引き戸はうるさいというのがよく言われていました。締め切る際に、日本古来からのマナーのとおり、いったん力を緩め、その後そうっと締めるということをしないとバタッと大きな音がしてしまうこと、さらに戸を開け閉めする際に敷居溝と扉が擦れる音がありました。デザイン的にも以前は和風が主だったので、近年の住宅デザインには合わないようになってしまったことから衰退が見られました。しかし、今の引き戸は以前とは様変わりしています。驚きなのはその静音性です。樹脂等でできたローラーは転がる際にほとんど音が出ず、スムースクローサー機能のあるものは、開け閉めの際、人が力の強弱をつけなくても自動的にスッと静かに締めてくれます。
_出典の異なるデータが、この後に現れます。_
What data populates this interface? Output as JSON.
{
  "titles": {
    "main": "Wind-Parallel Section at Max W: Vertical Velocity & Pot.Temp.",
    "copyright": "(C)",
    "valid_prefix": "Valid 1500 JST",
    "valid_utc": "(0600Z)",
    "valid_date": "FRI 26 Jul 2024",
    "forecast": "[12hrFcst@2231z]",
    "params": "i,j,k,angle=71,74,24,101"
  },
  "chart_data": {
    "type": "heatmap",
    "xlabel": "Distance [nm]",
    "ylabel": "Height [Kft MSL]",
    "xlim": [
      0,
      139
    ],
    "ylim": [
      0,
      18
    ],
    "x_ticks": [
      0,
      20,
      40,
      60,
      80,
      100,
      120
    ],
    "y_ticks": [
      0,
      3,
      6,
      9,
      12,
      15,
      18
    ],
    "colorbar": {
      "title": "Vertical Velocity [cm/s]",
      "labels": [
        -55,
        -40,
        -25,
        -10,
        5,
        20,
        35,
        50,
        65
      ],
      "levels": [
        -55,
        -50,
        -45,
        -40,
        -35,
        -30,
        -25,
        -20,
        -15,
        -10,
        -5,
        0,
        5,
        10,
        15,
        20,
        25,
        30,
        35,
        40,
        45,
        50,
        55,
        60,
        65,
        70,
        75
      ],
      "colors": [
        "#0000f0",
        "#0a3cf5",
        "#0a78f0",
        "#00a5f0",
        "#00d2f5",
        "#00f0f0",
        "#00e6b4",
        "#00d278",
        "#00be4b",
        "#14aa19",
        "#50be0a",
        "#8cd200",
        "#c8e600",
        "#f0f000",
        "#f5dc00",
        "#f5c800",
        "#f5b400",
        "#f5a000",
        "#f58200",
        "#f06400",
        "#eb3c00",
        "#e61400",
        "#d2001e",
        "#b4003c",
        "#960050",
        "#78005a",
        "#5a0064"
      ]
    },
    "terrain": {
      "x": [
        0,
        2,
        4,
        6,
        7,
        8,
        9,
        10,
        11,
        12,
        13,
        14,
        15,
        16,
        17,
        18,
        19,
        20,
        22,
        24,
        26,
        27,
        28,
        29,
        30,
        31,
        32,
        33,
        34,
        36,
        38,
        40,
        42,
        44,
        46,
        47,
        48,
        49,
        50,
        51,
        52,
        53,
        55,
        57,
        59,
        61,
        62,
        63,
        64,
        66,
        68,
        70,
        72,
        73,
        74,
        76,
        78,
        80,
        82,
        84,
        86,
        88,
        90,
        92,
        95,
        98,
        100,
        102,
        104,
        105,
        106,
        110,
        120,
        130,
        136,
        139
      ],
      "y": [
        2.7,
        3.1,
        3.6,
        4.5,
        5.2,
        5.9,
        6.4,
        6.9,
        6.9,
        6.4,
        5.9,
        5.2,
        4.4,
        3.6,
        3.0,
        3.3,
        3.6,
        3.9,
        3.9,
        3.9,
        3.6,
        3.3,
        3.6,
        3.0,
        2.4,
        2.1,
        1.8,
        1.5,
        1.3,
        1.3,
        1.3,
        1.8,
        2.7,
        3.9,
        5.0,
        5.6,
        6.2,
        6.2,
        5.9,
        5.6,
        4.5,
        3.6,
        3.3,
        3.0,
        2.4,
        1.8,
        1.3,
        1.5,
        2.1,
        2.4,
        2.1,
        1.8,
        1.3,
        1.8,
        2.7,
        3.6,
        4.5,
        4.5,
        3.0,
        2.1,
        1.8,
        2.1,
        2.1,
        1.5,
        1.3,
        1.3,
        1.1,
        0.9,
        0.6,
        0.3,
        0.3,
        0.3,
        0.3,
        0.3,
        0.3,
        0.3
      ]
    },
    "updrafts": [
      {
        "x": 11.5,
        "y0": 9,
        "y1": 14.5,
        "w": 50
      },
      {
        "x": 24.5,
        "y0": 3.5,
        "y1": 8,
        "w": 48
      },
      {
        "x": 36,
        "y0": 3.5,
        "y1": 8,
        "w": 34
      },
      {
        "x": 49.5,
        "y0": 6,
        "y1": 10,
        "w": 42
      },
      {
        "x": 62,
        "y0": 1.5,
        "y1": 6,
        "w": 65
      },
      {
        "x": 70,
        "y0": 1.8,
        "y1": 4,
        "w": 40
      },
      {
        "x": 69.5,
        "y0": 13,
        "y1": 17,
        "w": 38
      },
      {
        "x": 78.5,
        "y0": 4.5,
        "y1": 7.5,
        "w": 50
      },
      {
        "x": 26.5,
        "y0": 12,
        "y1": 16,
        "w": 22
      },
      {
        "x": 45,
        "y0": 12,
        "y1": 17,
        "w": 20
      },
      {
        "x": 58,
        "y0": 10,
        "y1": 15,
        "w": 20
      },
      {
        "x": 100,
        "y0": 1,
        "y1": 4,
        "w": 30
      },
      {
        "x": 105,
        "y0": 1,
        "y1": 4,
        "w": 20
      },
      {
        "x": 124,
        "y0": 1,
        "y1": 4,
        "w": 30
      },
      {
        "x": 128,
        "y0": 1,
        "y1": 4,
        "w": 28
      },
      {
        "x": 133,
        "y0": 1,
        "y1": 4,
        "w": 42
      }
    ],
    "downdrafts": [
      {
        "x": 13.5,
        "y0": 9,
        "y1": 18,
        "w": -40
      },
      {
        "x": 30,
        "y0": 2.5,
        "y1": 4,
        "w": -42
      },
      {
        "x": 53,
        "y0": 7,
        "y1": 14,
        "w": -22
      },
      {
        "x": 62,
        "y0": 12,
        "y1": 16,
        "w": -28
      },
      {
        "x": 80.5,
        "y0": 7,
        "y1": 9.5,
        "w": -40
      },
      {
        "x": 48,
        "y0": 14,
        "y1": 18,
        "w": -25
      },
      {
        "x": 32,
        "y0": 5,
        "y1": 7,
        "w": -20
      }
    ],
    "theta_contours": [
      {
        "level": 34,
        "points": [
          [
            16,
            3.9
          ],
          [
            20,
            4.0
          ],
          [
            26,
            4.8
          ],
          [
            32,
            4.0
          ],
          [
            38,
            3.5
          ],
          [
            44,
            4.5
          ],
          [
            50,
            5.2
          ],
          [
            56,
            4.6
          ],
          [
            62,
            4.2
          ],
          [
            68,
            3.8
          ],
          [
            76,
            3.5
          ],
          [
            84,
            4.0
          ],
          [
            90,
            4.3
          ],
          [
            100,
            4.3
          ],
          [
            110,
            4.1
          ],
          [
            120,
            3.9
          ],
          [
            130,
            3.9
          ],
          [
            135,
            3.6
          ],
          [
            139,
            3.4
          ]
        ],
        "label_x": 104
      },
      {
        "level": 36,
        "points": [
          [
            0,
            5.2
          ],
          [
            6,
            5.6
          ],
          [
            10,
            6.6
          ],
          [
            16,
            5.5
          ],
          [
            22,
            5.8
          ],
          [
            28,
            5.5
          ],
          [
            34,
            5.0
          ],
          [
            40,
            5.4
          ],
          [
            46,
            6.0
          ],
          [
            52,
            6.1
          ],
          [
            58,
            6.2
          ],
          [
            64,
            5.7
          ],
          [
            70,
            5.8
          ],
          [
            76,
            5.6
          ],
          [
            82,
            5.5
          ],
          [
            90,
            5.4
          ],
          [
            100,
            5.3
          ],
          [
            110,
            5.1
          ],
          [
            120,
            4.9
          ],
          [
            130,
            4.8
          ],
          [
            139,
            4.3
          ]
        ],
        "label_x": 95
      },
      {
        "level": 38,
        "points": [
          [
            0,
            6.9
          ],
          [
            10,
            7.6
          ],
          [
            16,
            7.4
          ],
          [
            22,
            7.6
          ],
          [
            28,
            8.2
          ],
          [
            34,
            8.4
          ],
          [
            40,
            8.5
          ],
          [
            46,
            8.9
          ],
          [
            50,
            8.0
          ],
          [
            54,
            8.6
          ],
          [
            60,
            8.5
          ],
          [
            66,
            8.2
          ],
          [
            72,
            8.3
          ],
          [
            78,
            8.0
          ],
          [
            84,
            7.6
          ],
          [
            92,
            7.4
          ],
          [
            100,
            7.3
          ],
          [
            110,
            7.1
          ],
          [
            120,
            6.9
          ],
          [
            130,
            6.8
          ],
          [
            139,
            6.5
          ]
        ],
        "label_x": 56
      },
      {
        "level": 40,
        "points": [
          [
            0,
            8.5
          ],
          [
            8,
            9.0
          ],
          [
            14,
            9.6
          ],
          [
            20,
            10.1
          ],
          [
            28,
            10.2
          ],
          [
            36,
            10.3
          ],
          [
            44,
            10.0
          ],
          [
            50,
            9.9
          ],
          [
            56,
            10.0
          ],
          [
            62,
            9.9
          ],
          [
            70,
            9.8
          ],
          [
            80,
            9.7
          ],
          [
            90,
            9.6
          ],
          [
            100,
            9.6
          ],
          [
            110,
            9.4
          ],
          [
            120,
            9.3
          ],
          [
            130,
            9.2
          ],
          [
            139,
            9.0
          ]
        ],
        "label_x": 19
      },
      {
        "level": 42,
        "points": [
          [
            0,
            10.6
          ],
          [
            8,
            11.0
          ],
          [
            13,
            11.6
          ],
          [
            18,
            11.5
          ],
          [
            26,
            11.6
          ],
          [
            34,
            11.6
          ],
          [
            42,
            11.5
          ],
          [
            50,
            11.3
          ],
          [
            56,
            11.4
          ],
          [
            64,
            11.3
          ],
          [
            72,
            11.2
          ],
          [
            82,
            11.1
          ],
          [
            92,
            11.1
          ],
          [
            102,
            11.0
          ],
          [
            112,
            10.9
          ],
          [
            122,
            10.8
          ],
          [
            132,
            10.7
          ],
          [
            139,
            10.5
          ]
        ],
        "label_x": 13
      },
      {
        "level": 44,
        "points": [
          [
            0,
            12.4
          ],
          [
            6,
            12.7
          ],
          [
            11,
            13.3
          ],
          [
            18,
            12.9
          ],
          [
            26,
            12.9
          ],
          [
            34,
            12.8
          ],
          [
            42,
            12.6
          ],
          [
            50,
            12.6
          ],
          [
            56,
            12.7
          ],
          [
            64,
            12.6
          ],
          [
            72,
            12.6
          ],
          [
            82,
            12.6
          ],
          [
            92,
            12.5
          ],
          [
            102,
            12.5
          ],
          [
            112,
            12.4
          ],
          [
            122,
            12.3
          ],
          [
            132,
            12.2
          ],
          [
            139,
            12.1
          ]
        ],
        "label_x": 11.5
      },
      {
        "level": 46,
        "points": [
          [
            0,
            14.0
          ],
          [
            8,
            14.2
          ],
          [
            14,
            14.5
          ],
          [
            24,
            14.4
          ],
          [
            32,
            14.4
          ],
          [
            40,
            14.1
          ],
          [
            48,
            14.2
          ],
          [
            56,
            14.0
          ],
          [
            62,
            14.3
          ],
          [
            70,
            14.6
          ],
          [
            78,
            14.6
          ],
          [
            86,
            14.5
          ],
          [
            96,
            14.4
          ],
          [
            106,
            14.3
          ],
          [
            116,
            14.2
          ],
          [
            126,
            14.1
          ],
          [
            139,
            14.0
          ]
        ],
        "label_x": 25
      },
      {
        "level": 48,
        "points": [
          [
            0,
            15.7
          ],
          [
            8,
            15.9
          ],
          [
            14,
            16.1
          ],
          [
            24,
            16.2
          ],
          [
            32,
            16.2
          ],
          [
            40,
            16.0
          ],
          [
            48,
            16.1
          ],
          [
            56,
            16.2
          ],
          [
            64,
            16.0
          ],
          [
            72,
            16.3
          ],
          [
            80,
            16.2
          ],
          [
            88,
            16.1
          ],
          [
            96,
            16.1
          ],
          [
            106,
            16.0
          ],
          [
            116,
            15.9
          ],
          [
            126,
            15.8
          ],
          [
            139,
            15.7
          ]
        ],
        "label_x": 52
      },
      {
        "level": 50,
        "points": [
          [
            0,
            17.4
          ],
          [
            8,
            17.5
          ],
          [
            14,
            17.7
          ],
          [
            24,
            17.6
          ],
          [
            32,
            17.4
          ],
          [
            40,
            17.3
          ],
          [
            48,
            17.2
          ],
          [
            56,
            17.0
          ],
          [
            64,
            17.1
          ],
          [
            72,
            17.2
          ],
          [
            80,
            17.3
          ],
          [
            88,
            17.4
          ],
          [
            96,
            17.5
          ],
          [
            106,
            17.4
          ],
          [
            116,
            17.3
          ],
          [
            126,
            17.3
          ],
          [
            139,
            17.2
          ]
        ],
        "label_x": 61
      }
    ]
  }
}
デザインも大きく変貌を遂げ、無垢材や、本物よりも格調の高い木目プリントが施された製品が多数出ており、現代建築にもマッチするのでとても選びやすくなっています。

狭い土地に建てるなら引き戸がおすすめ

開き戸は扉が稼働するスペースを開けておかなければならないということがあります。よほど広い床面積であれば別ですが、ほとんどの家は限られたスペースに建築する場合がほとんどではないでしょうか。それなのに扉のためにデッドスペースを作ってしまうというのは非常にもったいない話です。引き戸のメリットは扉の周りにも物が置けるということです。特に、比較的狭い空間、たとえばウォークインクローゼット、洗面所、脱衣所、浴室などは間違いなく引き戸がおすすめです。トイレも該当する空間ですが、遮音性の高さからここだけは開き戸をおすすめします。また、開き戸の場合、窓を開けて部屋に風を通したいとき、強い風に煽られて不意に閉まってしまうことがあります。小さなお子さんがいると家のなかにもかかわらず思わぬ危険に遭遇することがあるかもしれません。